Obviously, this depends a bit on which refinement program you use, and I am
not familiar with all of them. However, I have had some conversations with
Garib "refmac" Murshudov and Pavel "phenix.refine" Afonine about this, and the
shocking answer appears to be "no". Carbon has six electrons, even if it is a
methyl carbon with three unmodeled hydrogens stuck to it. Yes, this does
introduce a 33% error in the number of electrons at every CH3! I am also
suspicious that free ions like "Cl" are often modeled as free elemental Cl,
and not the Cl- ion, which has 1 more electron. But this is only a 3% error.
Personally, I think that "something should be done" about disordered aliphatic
hydrogens (particularly since I don't have to code it). I suggest that simply
adding "3" to the "constant" coefficient of the "C" form factor to make a "CH3
form factor" might just do the trick. Not only are the electrons brought in
by the H atoms generally delocalized into the carbon's electron cloud anyway,
but at most MX resolutions, the whole CH3 group is just one big fat lump of 9
electrons. Mathematically, this is equivalent to saying that the B-factor
Gaussian (1.5 A FWHM when B=30) dominates the 5 much narrower Gaussians of the
atomic form factor.
That said, I should also add that our illustrious refinement program authors
have good reasons for doing things the way they do. Mostly because users can
say some very unkind things if the new version makes their R factors go up.

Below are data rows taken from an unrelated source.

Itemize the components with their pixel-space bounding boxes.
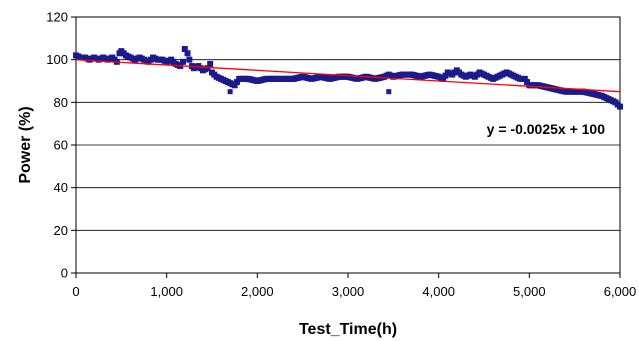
data-point bbox=[186, 56, 193, 63]
y-tick-label: 20 bbox=[54, 223, 68, 238]
data-series bbox=[73, 46, 623, 110]
y-tick-label: 0 bbox=[61, 266, 68, 281]
y-axis-ticks: 0 20 40 60 80 100 120 bbox=[46, 10, 76, 281]
data-point-outlier bbox=[227, 89, 233, 95]
data-point bbox=[184, 50, 191, 57]
data-point bbox=[207, 60, 214, 67]
trendline bbox=[75, 59, 621, 93]
data-point bbox=[521, 75, 528, 82]
y-tick-label: 120 bbox=[46, 10, 68, 25]
x-tick-label: 0 bbox=[72, 284, 79, 299]
data-point bbox=[617, 103, 623, 110]
data-point bbox=[440, 75, 447, 82]
y-tick-label: 80 bbox=[54, 95, 68, 110]
data-point bbox=[233, 79, 240, 86]
data-point-outlier bbox=[386, 89, 392, 95]
data-point bbox=[231, 82, 238, 89]
x-axis-title: Test_Time(h) bbox=[299, 321, 397, 338]
data-point bbox=[442, 72, 449, 79]
trendline-equation: y = -0.0025x + 100 bbox=[487, 121, 606, 137]
x-tick-label: 6,000 bbox=[604, 284, 637, 299]
data-point bbox=[204, 65, 211, 72]
y-axis-title: Power (%) bbox=[17, 106, 34, 183]
x-axis-ticks: 0 1,000 2,000 3,000 4,000 5,000 6,000 bbox=[72, 273, 636, 299]
x-tick-label: 4,000 bbox=[422, 284, 455, 299]
x-tick-label: 3,000 bbox=[332, 284, 365, 299]
y-tick-label: 60 bbox=[54, 138, 68, 153]
x-tick-label: 2,000 bbox=[241, 284, 274, 299]
data-point bbox=[179, 58, 186, 65]
x-tick-label: 1,000 bbox=[150, 284, 183, 299]
data-point bbox=[524, 79, 531, 86]
x-tick-label: 5,000 bbox=[513, 284, 546, 299]
y-tick-label: 40 bbox=[54, 180, 68, 195]
y-tick-label: 100 bbox=[46, 52, 68, 67]
data-point bbox=[181, 46, 188, 52]
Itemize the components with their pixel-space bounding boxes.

It is true that riding hydrogens "count" as one electron each, but it is not
always clear where to put them, and in situations like methyl group hydrogens
they could be anywhere in the "doughnut of uncertainty" traced out by rotating
the X-CH3 about its X-C bond. It is tempting to say that this doughnut should
be modeled in somehow, but an important caveat to remember is that putting an
atom in the wrong place is twice as bad as leaving it out. That is, you get
one difference feature if the atom is missing, but two (one positive, one
negative) if it is wrong. So, a "doughnut atom" is expected to at best cancel
itself out. One could call this a corollary of of the general principles of
model building: "When it doubt, don't".
But what about MolProbity? and all those neat inter-digitating hydrogens?
Should it not be possible for the refinement program to be "smarter" about
where it puts riding hydrogens? Well, that is always possible, but I don't
think MolProbity is exactly built into refmac. You can, however, run
MolProbity before you put your model into refinement!
The problem, of course, is if you have a 4.5 A structure with all the
hydrogens built in you will get hateful comments containing the word
"parameters" from undereducated reviewers. I say "undereducated" because
getting the electron count right is actually MORE important for low-angle
structure factors than it is for high-angle ones (the extreme case of this
being F000 itself). Yes, explicit hydrogen atoms do slow down the refinement,
and clutter the graphics, but they do not really add much by way of "free
parameters". Not if the geometric restraints are sensible. In fact, the
central lesson of MolProbity is that hydrogens do introduce (at least
potentially) better geometric restraints. Sort of like what an elastic
network model can do (ahem).
-James Holton
MAD Scientist
On 1/6/2011 8:15 PM, Kenneth A. Satyshur wrote:
Persons of interest:
I understood that refinements in refmac of low res structures without
hydrogens includes a component of the Hydrogen atom attached to the
carbon in the carbon scattering factors. Or is this just if the Hydrogen
atoms
are in the riding position. If so, why bother to add hydrogens in the
riding
position.
Thanks
kas
--
Kenneth A. Satyshur, M.S.,Ph.D.
Associate Scientist
University of Wisconsin
Madison, Wisconsin 53706
608-215-5207